Inflation (CPI), The Fed & ECB – FinTwit Trends To Watch

UNSURPRISING INFLATION DATA SETS UP SPECULATIVE TALKS FOR NEXT WEEK

Inflation was the talk of the week with actual figures coming in above estimates (see economic calendar below). The recent hype about soaring inflation strangely had minimal impact on financial markets with volatility remaining fairly passive. Many analysts who agree with the “transitory” standpoint by the Fed can find solace in the fact that while inflation numbers are high, the major contributors are a handful of products such as lumber and automobiles.

U.S. inflation data:

US inflation data

Source: DailyFX economic calendar

Widespread inflation across many products would cause greater concern of an overheating economy and may lead to intervention from the Fed. For now, the central bank is likely to continue on it’s the current path of average inflation targeting as well as refute any rumors of tapering just yet. Next week's Fed interest rate decision (June 16th) will be more geared toward identifying any possible (but unlikely) suggestions of changes in forward guidance.
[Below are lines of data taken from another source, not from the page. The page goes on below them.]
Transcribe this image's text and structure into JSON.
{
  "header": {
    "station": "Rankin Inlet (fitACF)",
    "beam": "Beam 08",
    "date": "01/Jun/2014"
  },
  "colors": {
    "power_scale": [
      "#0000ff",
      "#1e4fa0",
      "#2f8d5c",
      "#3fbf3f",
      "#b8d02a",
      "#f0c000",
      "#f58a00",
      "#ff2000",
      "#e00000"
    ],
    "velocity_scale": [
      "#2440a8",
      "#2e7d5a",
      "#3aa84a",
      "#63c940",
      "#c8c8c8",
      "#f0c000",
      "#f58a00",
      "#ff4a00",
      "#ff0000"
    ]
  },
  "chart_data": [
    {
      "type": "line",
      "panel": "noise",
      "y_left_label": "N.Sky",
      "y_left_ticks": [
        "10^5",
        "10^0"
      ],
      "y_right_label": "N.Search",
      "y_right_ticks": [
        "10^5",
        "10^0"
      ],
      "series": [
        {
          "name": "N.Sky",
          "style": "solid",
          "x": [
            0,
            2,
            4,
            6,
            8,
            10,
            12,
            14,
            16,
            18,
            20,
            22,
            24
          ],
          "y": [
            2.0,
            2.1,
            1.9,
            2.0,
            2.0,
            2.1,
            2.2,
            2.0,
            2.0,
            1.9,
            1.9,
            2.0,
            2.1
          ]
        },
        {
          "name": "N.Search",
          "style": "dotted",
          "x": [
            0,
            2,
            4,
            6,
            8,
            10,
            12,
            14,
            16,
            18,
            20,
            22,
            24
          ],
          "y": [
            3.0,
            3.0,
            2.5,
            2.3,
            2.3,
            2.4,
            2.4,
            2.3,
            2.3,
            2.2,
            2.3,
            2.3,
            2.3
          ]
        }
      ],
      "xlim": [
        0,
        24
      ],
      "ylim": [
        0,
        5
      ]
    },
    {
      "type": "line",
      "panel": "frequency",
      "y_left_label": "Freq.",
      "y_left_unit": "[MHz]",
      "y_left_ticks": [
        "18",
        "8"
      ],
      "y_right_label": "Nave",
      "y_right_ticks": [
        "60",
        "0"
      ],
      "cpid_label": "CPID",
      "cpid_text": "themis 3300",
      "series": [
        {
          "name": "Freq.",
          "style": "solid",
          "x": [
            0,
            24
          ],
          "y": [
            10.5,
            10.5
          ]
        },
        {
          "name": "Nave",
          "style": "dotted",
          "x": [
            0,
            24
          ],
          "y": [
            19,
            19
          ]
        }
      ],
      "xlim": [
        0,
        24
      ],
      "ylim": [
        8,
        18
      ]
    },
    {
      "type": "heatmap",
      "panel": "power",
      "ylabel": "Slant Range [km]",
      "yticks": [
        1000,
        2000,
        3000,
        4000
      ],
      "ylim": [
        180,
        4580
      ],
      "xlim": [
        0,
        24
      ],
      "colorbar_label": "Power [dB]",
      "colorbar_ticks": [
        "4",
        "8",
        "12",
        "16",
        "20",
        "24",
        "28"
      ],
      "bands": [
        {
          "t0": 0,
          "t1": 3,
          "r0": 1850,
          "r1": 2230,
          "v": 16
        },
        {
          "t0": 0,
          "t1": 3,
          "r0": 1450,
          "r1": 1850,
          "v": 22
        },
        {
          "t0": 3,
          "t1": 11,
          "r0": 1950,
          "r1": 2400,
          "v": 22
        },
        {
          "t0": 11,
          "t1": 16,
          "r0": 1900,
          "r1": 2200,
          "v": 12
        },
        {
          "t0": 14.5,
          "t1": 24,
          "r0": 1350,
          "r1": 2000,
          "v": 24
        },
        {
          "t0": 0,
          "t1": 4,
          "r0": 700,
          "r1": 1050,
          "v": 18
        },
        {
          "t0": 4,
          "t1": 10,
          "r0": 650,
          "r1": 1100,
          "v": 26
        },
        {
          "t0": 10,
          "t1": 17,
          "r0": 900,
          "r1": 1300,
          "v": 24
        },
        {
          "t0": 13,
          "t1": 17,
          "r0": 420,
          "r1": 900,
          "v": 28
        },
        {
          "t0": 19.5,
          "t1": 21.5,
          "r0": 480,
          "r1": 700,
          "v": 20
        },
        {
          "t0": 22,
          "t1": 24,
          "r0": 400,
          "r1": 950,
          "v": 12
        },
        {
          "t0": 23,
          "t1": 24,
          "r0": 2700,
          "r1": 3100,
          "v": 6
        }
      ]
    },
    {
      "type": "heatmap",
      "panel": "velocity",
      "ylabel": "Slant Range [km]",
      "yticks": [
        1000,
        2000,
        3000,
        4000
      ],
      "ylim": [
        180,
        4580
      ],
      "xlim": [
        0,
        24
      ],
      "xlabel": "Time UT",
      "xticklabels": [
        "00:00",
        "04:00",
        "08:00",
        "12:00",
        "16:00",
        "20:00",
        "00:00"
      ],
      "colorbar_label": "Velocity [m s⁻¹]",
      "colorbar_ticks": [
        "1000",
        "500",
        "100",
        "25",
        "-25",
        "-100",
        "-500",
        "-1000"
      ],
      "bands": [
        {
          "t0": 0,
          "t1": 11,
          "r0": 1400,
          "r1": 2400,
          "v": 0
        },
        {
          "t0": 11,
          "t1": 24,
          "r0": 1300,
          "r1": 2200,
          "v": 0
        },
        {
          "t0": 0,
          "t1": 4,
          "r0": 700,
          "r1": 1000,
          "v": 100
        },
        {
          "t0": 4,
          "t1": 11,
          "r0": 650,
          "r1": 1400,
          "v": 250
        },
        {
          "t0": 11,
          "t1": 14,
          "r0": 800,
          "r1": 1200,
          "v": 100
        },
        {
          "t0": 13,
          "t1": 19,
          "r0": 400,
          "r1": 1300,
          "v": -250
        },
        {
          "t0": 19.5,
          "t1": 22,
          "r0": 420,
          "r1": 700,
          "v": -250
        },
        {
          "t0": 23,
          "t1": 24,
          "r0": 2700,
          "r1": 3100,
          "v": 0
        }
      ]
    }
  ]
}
U.S. 10-YEAR TREASURY YIELDS TUMBLE AHEAD OF FOMC MEETING

Following on from the aforementioned inflation data, U.S. treasury yields reacted in a less obvious manner. Generally, when inflationary pressure rises, bond yields tend to rise with it in order to compensate for this inflation risk and depressed bond returns (see chart below). However, this week saw the opposite as reflected by the highlighted area on the chart. So why would bond market participants jump at the chance to buy U.S. Treasuries at yields of roughly 1.5%?

There are a few possible reasons for this:

  1. U.S. treasuries are comparatively higher than other nations sovereign bonds which has maintained demand thus suppressing yields.
  2. The Federal Reserve is purchasing massive quantities of Treasury bonds every month.